Hey all (or all two of you)! I’m in the process of doing my yearly blog redesign and I’ve made the big decision not to support IE6 when the redesign is deployed. I’ll still continue to hack away for clients who insist that their IE6 crowd stays pleased but I figure the small amount of visitors I get overall probably aren’t using IE6 to begin with and the few who are, will still be able to get the information, it just won’t be pretty (they’ll also get a nice little message at the top of the page urging them to upgrade).
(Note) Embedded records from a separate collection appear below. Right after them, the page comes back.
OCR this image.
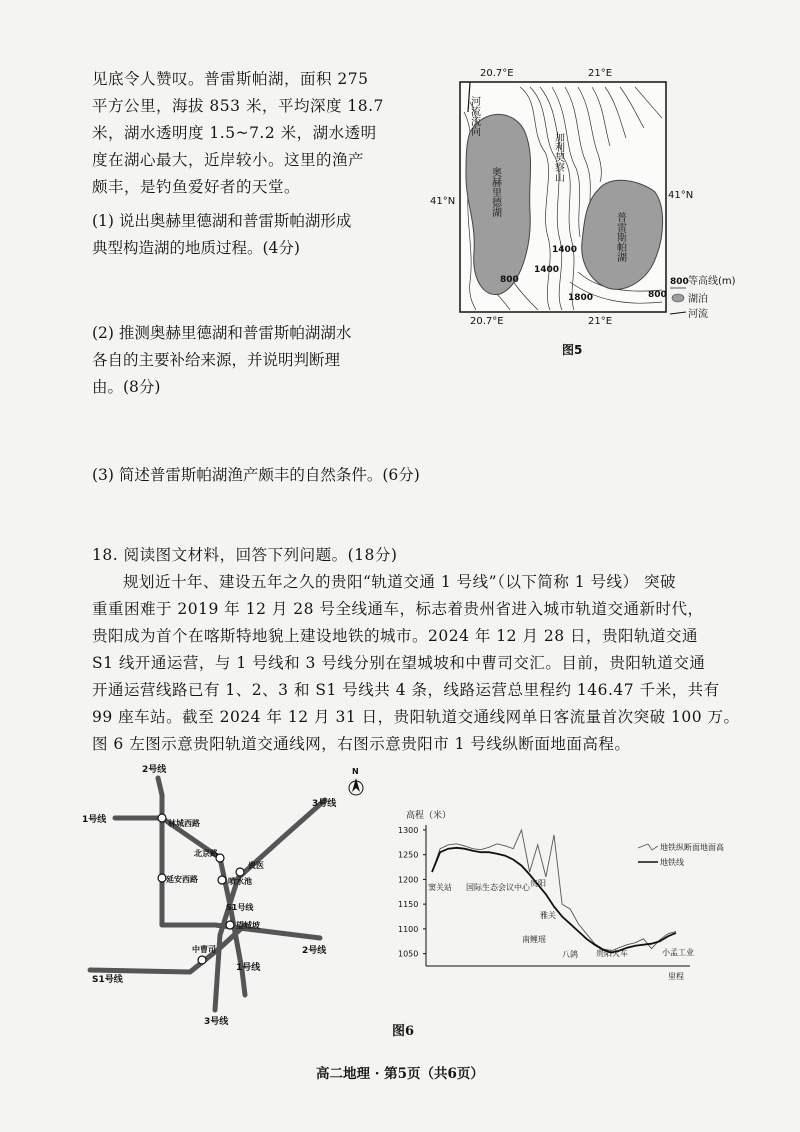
见底令人赞叹。普雷斯帕湖，面积 275
平方公里，海拔 853 米，平均深度 18.7
米，湖水透明度 1.5~7.2 米，湖水透明
度在湖心最大，近岸较小。这里的渔产
颇丰，是钓鱼爱好者的天堂。
(1) 说出奥赫里德湖和普雷斯帕湖形成
典型构造湖的地质过程。(4分)
(2) 推测奥赫里德湖和普雷斯帕湖湖水
各自的主要补给来源，并说明判断理
由。(8分)
(3) 简述普雷斯帕湖渔产颇丰的自然条件。(6分)
20.7°E	21°E
20.7°E	21°E
41°N
41°N
河流流向
奥赫里德湖
普雷斯帕湖
加利契察山
800
1400
1400
1800	800
800 等高线(m)
湖泊
河流
图5
18. 阅读图文材料，回答下列问题。(18分)
规划近十年、建设五年之久的贵阳“轨道交通 1 号线”（以下简称 1 号线） 突破
重重困难于 2019 年 12 月 28 号全线通车，标志着贵州省进入城市轨道交通新时代，
贵阳成为首个在喀斯特地貌上建设地铁的城市。2024 年 12 月 28 日，贵阳轨道交通
S1 线开通运营，与 1 号线和 3 号线分别在望城坡和中曹司交汇。目前，贵阳轨道交通
开通运营线路已有 1、2、3 和 S1 号线共 4 条，线路运营总里程约 146.47 千米，共有
99 座车站。截至 2024 年 12 月 31 日，贵阳轨道交通线网单日客流量首次突破 100 万。
图 6 左图示意贵阳轨道交通线网，右图示意贵阳市 1 号线纵断面地面高程。
2号线
1号线
3号线
林城西路
北京路
贵医
延安西路	喷水池
S1号线
望城坡
中曹司	2号线
1号线
S1号线
3号线
N
高程（米）
1300
1250
1200
1150
1100
1050
地铁纵断面地面高
地铁线
窦关站 国际生态会议中心 贵阳
雅关
南鲤瑶
八鸽 贵阳火车	小孟工业
里程
图6
高二地理 · 第5页（共6页）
In the redesign I am trying something new for me that will, hopefully, help with some IE6 issues off the bat. First, I’m employing a modified version of Eric Meyer’s reset.css–I’m going to zero everything out and start from scratch. Second, I’m going to use the strict XHTML doc type opposed to transitional–IE6 is quirky enough without putting it in quirks mode. Third, I’m going to attempt to make the layout as semantic as possible–my goal is to use less div’s. Finally, I’m wading into the position:relative and position:absolute waters. I’m using some shadow effects for my design and instead of using a lot of drop-shadowed graphics, I figure if I layer things, I need two graphics instead of ten (not a real number, just tossing it out there). Another thing I’m going to attempt to do is change the way I name things. I read a great article written by Andy Clarke called “More on developing naming conventions, Microformats and HTML5” and am going to attempt to use his model for my mark-up.
The redesign will be a learning process for me and that is a good thing in my mind. I’d say I have a fair handle on CSS, except for the matters I stated above, and it’s about time I master those as well. It’s been an interesting proposition thus far and I’m enjoying and frustrated by it in equal parts. Hopefully, things will work fairly well in IE6 (except for the PNG graphics that allow the transparency I’ll need) without creating a separate stylesheet or hacking my way to get an eight year old browser to behave as current browsers do.
2 People Have Bloviated
Andrew | Apr 11
I really recommend giving HTML 5 a go. I have used it and found it quite nice to work with.
Jen | Apr 13
@Andrew: I’m still trying to wrap my head around CSS 3 but it’s definitely on my list of things to do.